These days, it seems like every tech company and their corporate parent is looking to squeeze AI tools and features into their products, whether they’re wanted or not. So when files with names and functions referencing a “SteamGPT” appeared in a recent Steam client update, Valve watchers took quick notice.
From the outside, it’s hard to tell precisely what form any such “SteamGPT” would take. But looking through variable names and references in the files themselves suggests that Valve may be looking to use AI tools to streamline internal evaluations of in-game incidents and sift through potentially suspicious accounts.
Looking at the variables
As tracked by the automated SteamTracking GitHub project, the term “SteamGPT” appears multiple times in three separate files added in the April 7 Steam client update. In addition to the SteamGPT naming convention—a seemingly obvious reference to the generative pre-trained transformers popularized by ChatGPT and its ilk—the files include mentions of terms like multi-category inference, fine-tuning, and “upstream models” that point to some sort of generative AI system.
What might that AI be used for? Well, the files contain multiple references to a labeler and “labeling tasks,” working with arguments identifying a “problem” and “subproblem” and looking at an “evaluation_evidence_log” related to a specific “matchid.” Together with mentions of a “logs_to_inference” metamodel, that sounds like it could be a hook into a system for automatically generating labels to categorize the various incident reports made in Steam multiplayer games.

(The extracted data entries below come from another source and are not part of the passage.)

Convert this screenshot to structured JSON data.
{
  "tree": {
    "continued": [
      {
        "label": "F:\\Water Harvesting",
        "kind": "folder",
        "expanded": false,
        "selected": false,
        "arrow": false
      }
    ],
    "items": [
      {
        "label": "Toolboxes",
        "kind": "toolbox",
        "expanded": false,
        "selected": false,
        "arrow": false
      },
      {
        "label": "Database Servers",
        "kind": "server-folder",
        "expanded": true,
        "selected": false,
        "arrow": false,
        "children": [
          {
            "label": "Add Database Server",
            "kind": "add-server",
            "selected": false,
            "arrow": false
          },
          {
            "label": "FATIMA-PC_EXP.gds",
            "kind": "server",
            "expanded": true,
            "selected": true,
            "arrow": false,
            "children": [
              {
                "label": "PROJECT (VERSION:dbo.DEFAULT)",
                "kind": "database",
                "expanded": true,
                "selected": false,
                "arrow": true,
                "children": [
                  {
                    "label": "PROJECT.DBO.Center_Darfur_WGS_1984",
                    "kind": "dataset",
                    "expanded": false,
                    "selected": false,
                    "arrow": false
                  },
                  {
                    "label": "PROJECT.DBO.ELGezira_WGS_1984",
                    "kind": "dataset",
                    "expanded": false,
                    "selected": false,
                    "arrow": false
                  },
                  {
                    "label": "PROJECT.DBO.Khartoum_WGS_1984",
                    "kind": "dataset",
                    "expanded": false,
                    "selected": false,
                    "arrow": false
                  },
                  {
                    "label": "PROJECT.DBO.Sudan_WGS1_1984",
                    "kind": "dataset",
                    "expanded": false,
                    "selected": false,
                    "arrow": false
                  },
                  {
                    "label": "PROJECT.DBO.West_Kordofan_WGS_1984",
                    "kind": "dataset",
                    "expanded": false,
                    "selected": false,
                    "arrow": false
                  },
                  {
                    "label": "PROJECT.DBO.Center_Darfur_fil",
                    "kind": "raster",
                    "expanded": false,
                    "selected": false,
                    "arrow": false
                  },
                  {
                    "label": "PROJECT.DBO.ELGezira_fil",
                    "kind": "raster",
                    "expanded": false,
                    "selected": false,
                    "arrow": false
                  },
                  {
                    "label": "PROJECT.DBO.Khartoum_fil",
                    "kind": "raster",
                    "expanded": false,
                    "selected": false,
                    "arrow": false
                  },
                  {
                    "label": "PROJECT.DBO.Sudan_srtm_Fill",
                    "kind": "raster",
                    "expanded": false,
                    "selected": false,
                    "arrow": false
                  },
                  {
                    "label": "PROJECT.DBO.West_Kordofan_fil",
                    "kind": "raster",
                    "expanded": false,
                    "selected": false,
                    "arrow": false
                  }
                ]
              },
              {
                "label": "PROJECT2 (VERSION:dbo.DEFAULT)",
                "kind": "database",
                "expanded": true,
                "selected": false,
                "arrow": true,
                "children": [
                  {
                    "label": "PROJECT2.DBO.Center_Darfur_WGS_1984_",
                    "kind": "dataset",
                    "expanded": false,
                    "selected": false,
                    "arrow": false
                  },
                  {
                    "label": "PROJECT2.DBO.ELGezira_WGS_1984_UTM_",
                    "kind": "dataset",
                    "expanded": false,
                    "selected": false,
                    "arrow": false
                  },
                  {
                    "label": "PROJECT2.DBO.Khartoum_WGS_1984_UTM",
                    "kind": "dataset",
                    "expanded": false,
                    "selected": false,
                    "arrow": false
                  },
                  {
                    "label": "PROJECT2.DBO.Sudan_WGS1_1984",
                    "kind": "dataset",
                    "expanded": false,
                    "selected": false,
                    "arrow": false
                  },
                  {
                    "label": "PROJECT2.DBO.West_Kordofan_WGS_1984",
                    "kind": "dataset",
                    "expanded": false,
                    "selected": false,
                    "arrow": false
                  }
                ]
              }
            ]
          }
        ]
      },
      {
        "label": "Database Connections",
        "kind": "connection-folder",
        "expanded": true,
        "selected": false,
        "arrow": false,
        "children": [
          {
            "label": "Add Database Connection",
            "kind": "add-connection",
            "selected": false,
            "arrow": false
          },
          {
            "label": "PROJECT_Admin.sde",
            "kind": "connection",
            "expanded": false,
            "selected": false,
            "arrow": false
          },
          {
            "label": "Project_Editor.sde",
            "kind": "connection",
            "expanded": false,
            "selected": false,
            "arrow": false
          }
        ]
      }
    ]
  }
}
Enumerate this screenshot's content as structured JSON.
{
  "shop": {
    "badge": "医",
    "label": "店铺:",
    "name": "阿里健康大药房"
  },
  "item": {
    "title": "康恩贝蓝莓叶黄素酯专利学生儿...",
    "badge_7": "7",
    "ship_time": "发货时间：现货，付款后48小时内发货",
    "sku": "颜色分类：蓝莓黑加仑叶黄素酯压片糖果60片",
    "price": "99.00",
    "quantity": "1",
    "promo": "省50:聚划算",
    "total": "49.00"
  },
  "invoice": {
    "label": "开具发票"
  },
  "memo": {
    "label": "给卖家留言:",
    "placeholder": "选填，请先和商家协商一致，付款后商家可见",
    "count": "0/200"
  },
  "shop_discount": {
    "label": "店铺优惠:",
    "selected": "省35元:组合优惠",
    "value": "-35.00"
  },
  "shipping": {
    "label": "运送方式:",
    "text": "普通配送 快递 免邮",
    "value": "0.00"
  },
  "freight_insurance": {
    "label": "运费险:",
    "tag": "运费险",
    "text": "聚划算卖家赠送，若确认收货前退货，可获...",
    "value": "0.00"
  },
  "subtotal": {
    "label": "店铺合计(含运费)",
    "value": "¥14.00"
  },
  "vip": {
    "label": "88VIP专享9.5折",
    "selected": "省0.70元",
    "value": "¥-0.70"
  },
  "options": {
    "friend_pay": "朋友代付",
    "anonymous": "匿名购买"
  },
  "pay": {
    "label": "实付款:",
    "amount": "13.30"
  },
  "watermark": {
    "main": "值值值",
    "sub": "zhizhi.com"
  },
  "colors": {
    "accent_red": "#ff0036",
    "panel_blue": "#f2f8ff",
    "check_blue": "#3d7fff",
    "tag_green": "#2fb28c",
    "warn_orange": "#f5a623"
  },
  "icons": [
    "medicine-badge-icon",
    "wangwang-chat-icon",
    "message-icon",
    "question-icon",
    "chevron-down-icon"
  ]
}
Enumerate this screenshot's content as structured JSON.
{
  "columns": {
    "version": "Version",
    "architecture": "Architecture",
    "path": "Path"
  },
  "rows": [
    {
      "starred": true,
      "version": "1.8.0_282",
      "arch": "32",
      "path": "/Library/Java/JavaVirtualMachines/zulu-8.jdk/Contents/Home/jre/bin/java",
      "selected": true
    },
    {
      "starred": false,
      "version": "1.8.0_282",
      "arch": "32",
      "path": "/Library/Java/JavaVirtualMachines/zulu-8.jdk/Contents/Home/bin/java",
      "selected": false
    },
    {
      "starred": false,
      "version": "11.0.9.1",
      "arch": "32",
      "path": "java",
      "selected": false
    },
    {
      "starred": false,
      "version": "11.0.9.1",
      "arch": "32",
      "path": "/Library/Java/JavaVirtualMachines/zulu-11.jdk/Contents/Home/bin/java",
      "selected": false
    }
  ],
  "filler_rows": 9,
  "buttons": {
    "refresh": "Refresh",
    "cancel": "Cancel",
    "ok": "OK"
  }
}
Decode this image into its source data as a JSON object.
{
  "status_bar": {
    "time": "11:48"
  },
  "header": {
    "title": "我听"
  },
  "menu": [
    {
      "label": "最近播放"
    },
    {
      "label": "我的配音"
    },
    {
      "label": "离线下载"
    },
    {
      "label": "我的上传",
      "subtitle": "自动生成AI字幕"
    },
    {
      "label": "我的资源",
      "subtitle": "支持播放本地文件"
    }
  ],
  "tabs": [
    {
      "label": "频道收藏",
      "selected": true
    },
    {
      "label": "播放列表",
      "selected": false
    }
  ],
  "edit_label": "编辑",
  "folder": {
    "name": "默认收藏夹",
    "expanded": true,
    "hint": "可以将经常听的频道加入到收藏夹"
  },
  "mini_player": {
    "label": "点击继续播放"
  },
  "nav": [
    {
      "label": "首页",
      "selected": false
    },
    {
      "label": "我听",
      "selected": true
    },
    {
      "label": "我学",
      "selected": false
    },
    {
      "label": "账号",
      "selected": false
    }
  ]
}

Another portion of the SteamGPT files hints that Valve might use AI tools to summarize suspicious activity history or patterns in potentially fraudulent Steam accounts. A number of “SteamGPTSummary” functions include references to VAC bans, Steam Guard, and account lockdowns. These functions also seem to look at evidence such as email addresses (“high_fraud_email”), use of advanced security features (“two_factor”), and where a linked phone number originates (“phone_country”) to help determine whether an account is on the up-and-up. There are also a few references here to an account’s trust score, which is already used to help secure matchmaking in games like Counter-Strike 2.
AI is the future, you know
While these naming conventions are suggestive, they don’t necessarily indicate how “SteamGPT” would work or if the prototype functions are even used in the current version of Steam (or will be in future versions). Still, taken together, this looks less like a player-facing AI model (à la Microsoft’s Gaming Copilot) and more like an AI tool to help Steam moderators sift through mountains of incident logs and potentially suspect accounts.
It wouldn’t be a shock if Valve embraced AI tools in this way. In a short video posted last year, Valve founder and CEO Gabe Newell compared the growth of AI to the rise of spreadsheets and the Internet, saying that “it’s incredibly obvious that machine learning systems, AI systems, are going to profoundly impact pretty much every single business.” In another video, he suggested that new programmers who learn how to use AI tools as a scaffold “will become more effective developers of value than people who’ve been programming for a decade.”
In 2024, Valve started explicitly allowing the use of AI tools in the development of games published on Steam, provided that use is disclosed to players. By mid-2005, that disclosure had appeared on nearly 8,000 Steam titles, according to a study by Totally Human Media, including 20 percent of the games released to that point that year.